Les nuits
Puisque tu vivais sur un autre continent, le téléphone mobile est vite
devenu un prolongement de nos élans. Tu as pris une place considérable dans ma
vie, chaque instant je pensais à toi. J’avais peur de ce que je ressentais,
mais j’étais fasciné.
Ton visage a commencé à se dessiner au travers de nos messages, tu étais le
désir, la joie, le mouvement. Tu étais libre. Moi, J’étais la morale, la
sagesse, la retenue. Je voyais cette adolescente quadragénaire qui prenait un
malin plaisir à me provoquer. Je n’ai pas compris cela. Je pensais ton désir
malsain, parce qu’il avait percuté ma vie trop vite et dans un moment trop inapproprié.
C’était con de ma part.
Je t’en voulais de me désirer. Je me disais que tu méritais mieux que moi.
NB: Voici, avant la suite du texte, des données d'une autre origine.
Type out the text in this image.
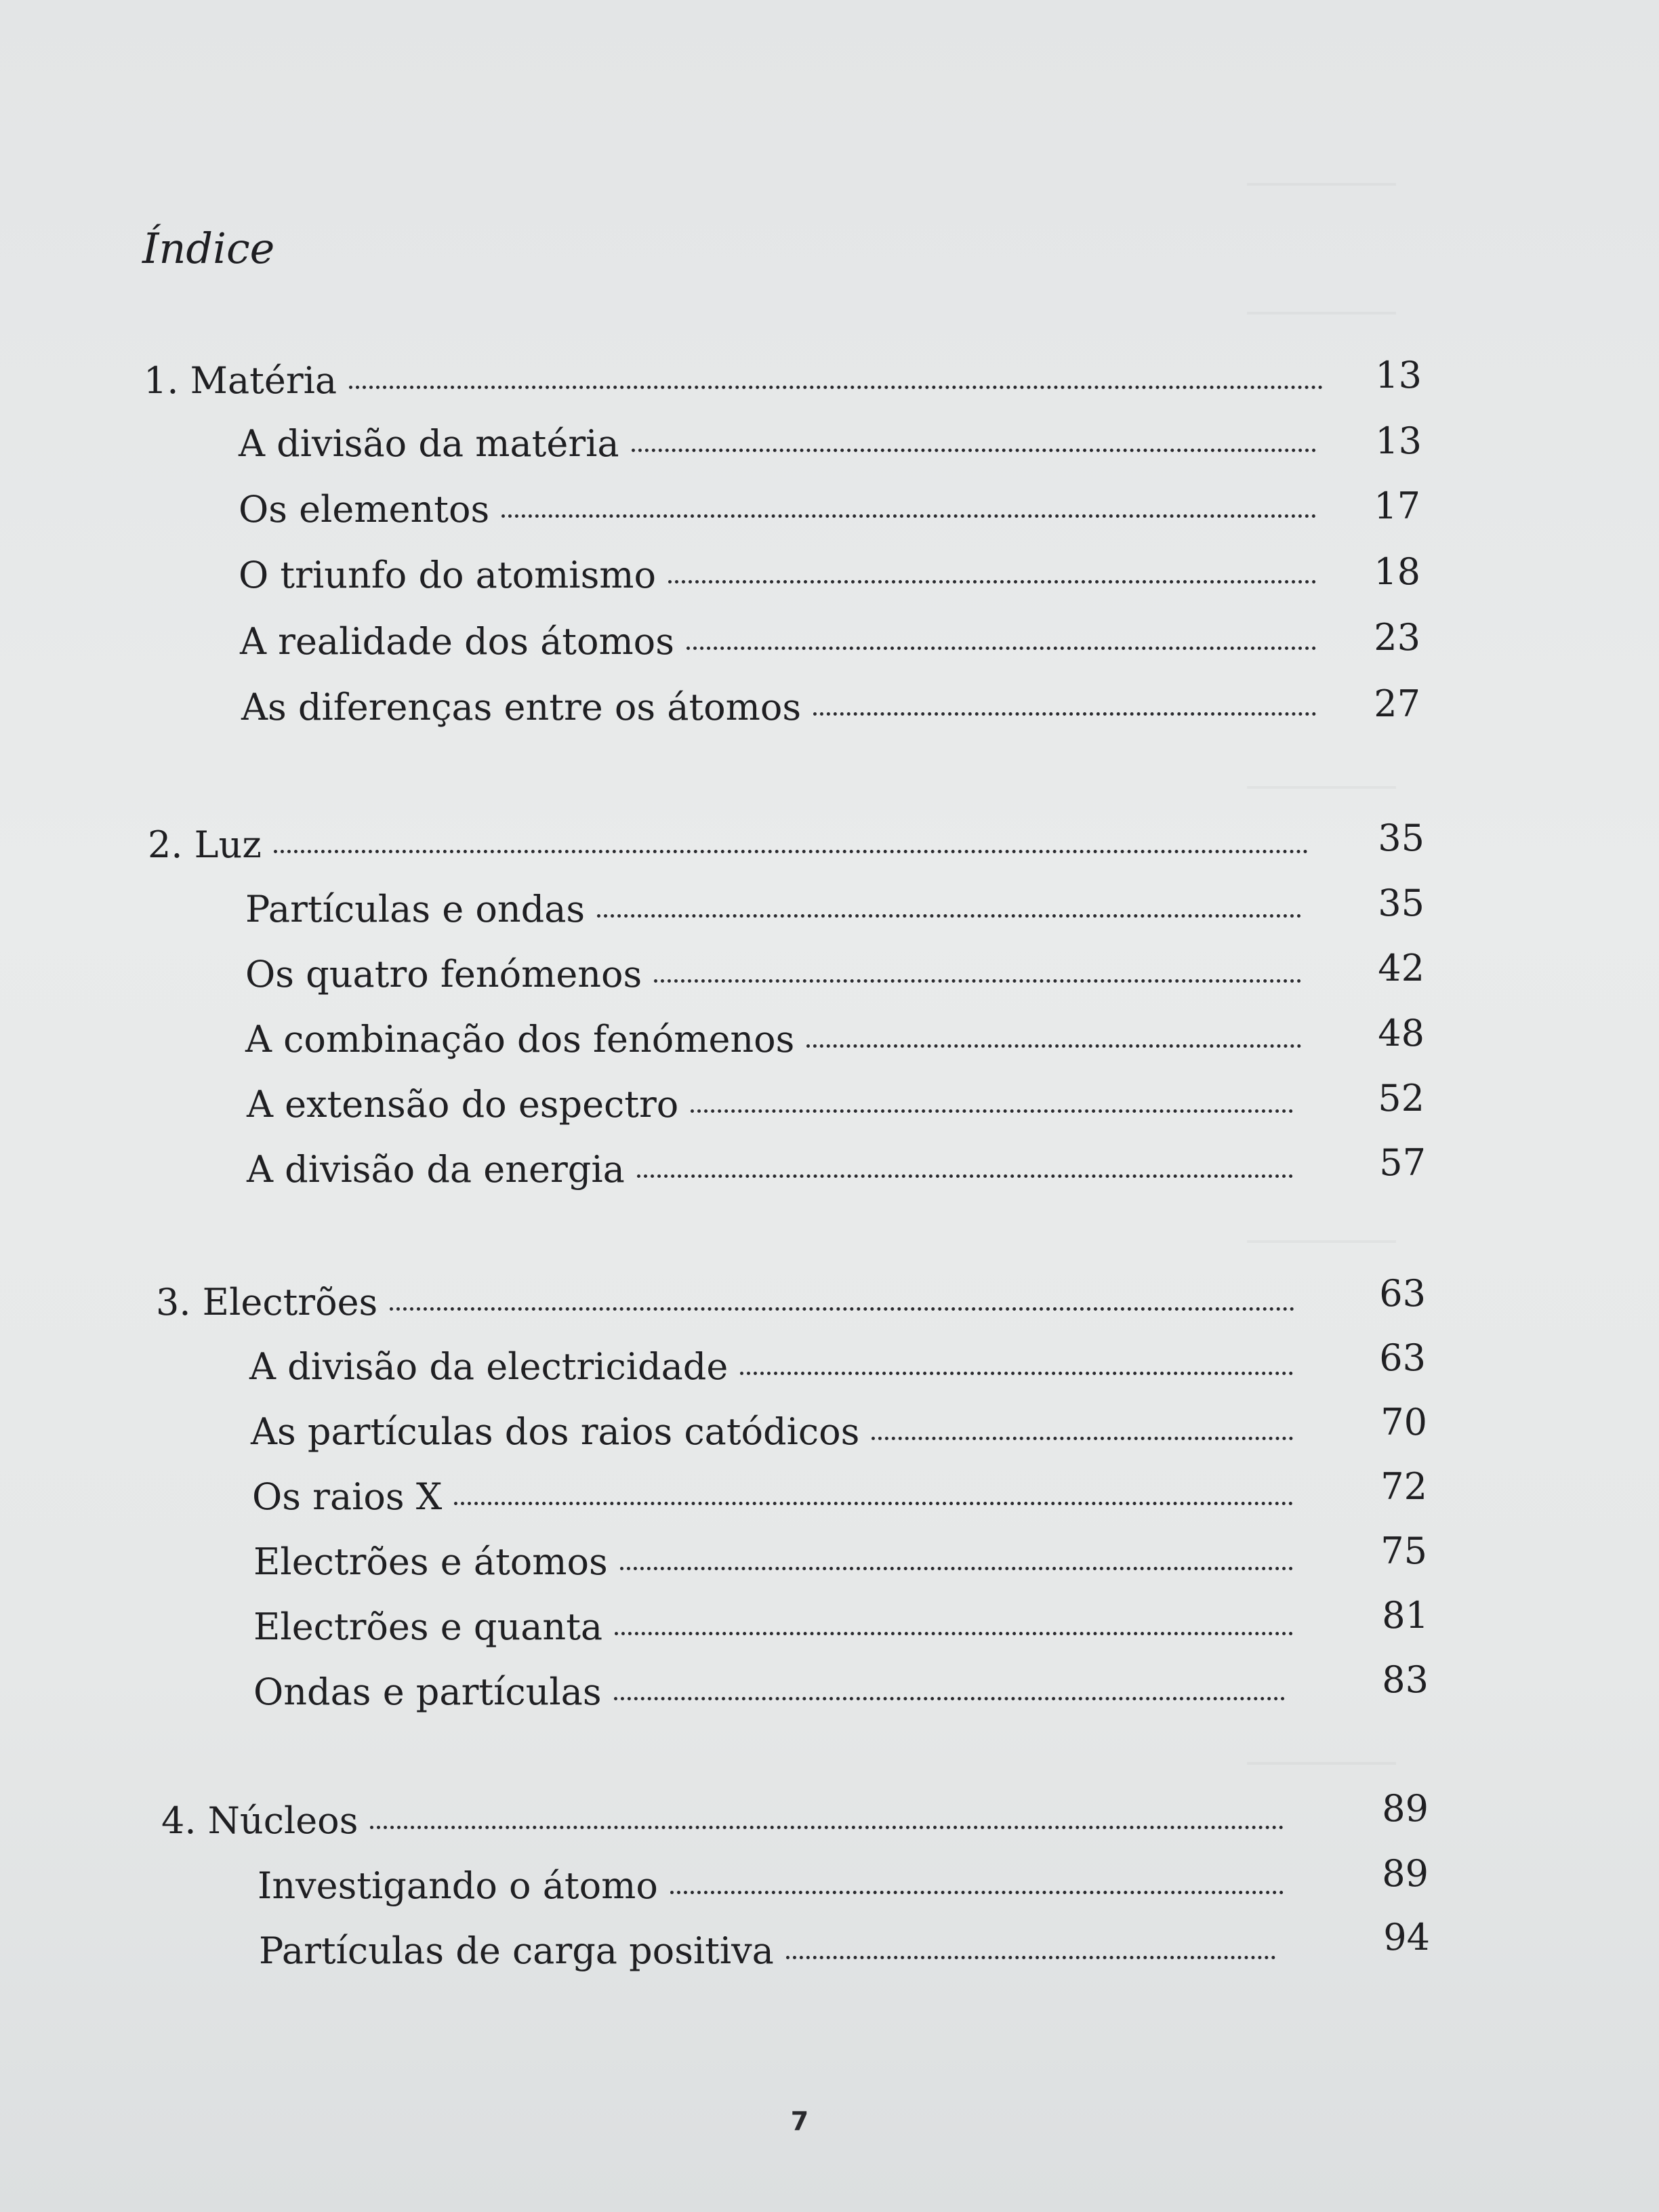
Índice
1. Matéria	13
A divisão da matéria	13
Os elementos	17
O triunfo do atomismo	18
A realidade dos átomos	23
As diferenças entre os átomos	27
2. Luz	35
Partículas e ondas	35
Os quatro fenómenos	42
A combinação dos fenómenos	48
A extensão do espectro	52
A divisão da energia	57
3. Electrões	63
A divisão da electricidade	63
As partículas dos raios catódicos	70
Os raios X	72
Electrões e átomos	75
Electrões e quanta	81
Ondas e partículas	83
4. Núcleos	89
Investigando o átomo	89
Partículas de carga positiva	94
7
Je me disais que tu allais ouvrir les yeux un jour et que j’allais en baver à
ce moment-là. Tu me répondais avec effrontément qu’on ne choisit pas quand et
de qui on tombe amoureux. Tu avais raison mais on s’est beaucoup disputés sur
le sujet.
Cela allait vite. On se voyait tous les deux mois à l’occasion de tes
voyages en France ou des miens aux USA. On se voyait dans ces chambres d’hotel,
cela paraissait glauque mais on s’embrassait, on s’étreignait, et c’était
magnifique. On irradiait de bonheur tous les deux, ce bonheur simple de s’être
trouvés. On savourait notre chance.
Je me rappelle ces gens que l’on a croisés, qui semblaient frappés de ce
feu qui nous habitait. Je crois qu’ils nous enviaient. Il y a eu ces vieilles
dames qui déjeunaient dans un café en France, qui nous ont dit que nous étions
un beau couple, et qu’il fallait nous chérir de toutes nos forces. Il y a eu
cette femme noire américaine dans un restaurant, surprise par notre tendresse,
qui nous a demandé si on venait de se rencontrer. Tu as menti en disant que
nous avions vingt années de mariage derrière nous. J’ai souri en te regardant
et j’ai adoré cet aplomb.
Tu me parlais comme on devait me parler. Tu me remettais à ma place lorsque
je montais sur ma chaire professorale pour tenter te donner des leçons sur la
vie. Moi seul savait ce qui était bien ou pas. C’était nul.
Nos nuits étaient lumineuses. Je n’en avais pas passé des nuits comme cela
avant toi, des nuits ou le désir te réveille. C’était incroyable j’avais 20
ans, et j’étais très amoureux.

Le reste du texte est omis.